Economists, Economics and Indigenous Peoples
Friday, Jan. 7, 2022 10:00 AM - 12:00 PM (EST)
- Chair: Dominic Parker, University of Wisconsin-Madison
Francis A. Walker and the Indigenous Peoples of North America
AbstractFrancis A. Walker (1840-1897) – first President of the American Economic Association (1885-1892) – served as director of the 1870 Census from 1870 to 1872, and the Office of Indian Affairs (OIA) in 1871-1872. His Statistical Atlas of the United States (Walker 1874c) was instrumental in helping Americans see their nation as a continental power just as westward migration increased in the wake of the Civil War.
Just as Walker took responsibility for the OIA, Congress terminated all treaty obligations with indigenous peoples in the 1871 Indian Appropriations Act, providing the legal pretext to push indigenous peoples onto reservations via military intervention. In 1874, two years after completion of his service in the Office of Indian Affairs, Walker published The Indian Question (Walker 1874d), which provided a defense of the movement of all indigenous peoples who were not capable of joining the general population of the United States onto a couple large reservations in the American West. His intention was to have the OIA commissioners use the isolation on reservations to prepare indigenous peoples to enter industrial society. The result, however, was not what Walker had envisioned. Good intentions, even backed with statistical analysis, were not enough to prevent the inevitable military-led push of indigenous peoples onto reservations across the West, without concern about their culture or their preparation for integration into industrial society.

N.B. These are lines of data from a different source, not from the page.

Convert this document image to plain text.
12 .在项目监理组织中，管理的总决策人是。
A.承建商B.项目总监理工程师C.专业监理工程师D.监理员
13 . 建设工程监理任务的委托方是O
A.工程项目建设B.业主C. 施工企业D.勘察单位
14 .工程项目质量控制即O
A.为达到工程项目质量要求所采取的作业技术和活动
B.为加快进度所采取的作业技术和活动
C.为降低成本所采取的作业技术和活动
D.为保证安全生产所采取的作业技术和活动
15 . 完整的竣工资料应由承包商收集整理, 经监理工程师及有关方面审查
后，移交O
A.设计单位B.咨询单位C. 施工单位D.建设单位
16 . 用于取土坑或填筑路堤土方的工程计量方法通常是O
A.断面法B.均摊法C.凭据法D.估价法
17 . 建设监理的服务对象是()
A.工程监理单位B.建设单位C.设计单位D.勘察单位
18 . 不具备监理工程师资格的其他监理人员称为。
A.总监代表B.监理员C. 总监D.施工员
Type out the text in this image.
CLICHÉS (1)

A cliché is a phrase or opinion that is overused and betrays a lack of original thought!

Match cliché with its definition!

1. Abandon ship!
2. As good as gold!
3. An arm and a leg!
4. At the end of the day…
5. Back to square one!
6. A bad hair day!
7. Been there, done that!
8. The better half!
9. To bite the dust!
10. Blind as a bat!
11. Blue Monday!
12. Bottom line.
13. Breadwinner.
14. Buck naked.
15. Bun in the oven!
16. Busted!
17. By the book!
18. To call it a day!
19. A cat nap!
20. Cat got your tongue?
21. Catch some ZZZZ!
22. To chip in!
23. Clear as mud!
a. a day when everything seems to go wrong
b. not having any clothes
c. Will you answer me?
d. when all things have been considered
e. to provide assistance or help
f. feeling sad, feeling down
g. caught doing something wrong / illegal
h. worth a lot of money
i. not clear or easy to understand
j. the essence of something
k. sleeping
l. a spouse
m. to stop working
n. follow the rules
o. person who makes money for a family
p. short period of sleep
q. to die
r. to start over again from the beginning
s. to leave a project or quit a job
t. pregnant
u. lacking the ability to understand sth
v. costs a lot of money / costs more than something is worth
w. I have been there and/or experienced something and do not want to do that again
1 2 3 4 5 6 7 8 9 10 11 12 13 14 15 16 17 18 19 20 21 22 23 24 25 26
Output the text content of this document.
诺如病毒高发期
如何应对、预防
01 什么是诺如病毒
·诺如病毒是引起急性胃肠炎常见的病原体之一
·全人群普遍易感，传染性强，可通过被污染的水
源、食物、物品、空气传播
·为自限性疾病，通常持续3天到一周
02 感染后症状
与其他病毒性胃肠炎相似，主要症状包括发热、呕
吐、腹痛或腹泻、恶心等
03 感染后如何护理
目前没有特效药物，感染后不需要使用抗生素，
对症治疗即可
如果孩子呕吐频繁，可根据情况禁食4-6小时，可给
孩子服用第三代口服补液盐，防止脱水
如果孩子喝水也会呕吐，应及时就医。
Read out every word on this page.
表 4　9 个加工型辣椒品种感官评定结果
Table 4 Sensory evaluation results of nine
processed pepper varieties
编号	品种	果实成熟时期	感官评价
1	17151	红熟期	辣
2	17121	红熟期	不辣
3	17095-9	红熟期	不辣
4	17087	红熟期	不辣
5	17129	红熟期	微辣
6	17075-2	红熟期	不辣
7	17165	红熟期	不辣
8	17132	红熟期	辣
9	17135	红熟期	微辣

Economists and American Indian Private Property
AbstractDid American Indians have private property? According to Adam Smith and other first economists, they did not. According to some contemporary economists, they did. In all these cases, the theorists had political agendas that affected their analysis. The early economists followed John Locke’s thought that settlers could justify their taking of Indigenous lands because the settlers would create more wealth from the land. For Locke, Indians did not have private property and the settlers did. Recent economists argue that Indians did create wealth from the land because they recognized private property. Demsetz argued that the arrival of a market in beaver induced Indians to create private property to overcome open access problems, purportedly demonstrating natural evolution of private property. More recent economists have several other political agendas. Some want to present evidence that private property is good for the environment, which is how Indians and other Indigenous peoples have protected their lands. Others want to convince Indians to establish private business. Since Indians pre- and post-contact did not then and do not now chose to have systems of individual private property in land, economists’ failure fully to examine the actual land tenure systems of American Indians in comparison to properly defined individual private property explains the divergent positions.
The Economist and Indigenous Economics: Challenging Realities?
AbstractApplied economists long have been avid readers of The Economist magazine. More so than any other popular business and economic publication, The Economist both engages theories and findings emerging from the academy and attempts coverage of economic issues affecting people, communities, and nations worldwide. Given these commitments, it is unsurprising that discussion of the economic situations of Indigenous Peoples and theories about Indigenous Peoples have found their way into the pages of The Economist. But to what end? This paper analyzes the ways the magazine represents and discusses Indigenous peoples, posits the effects of such characterizations, and proposes future alternatives.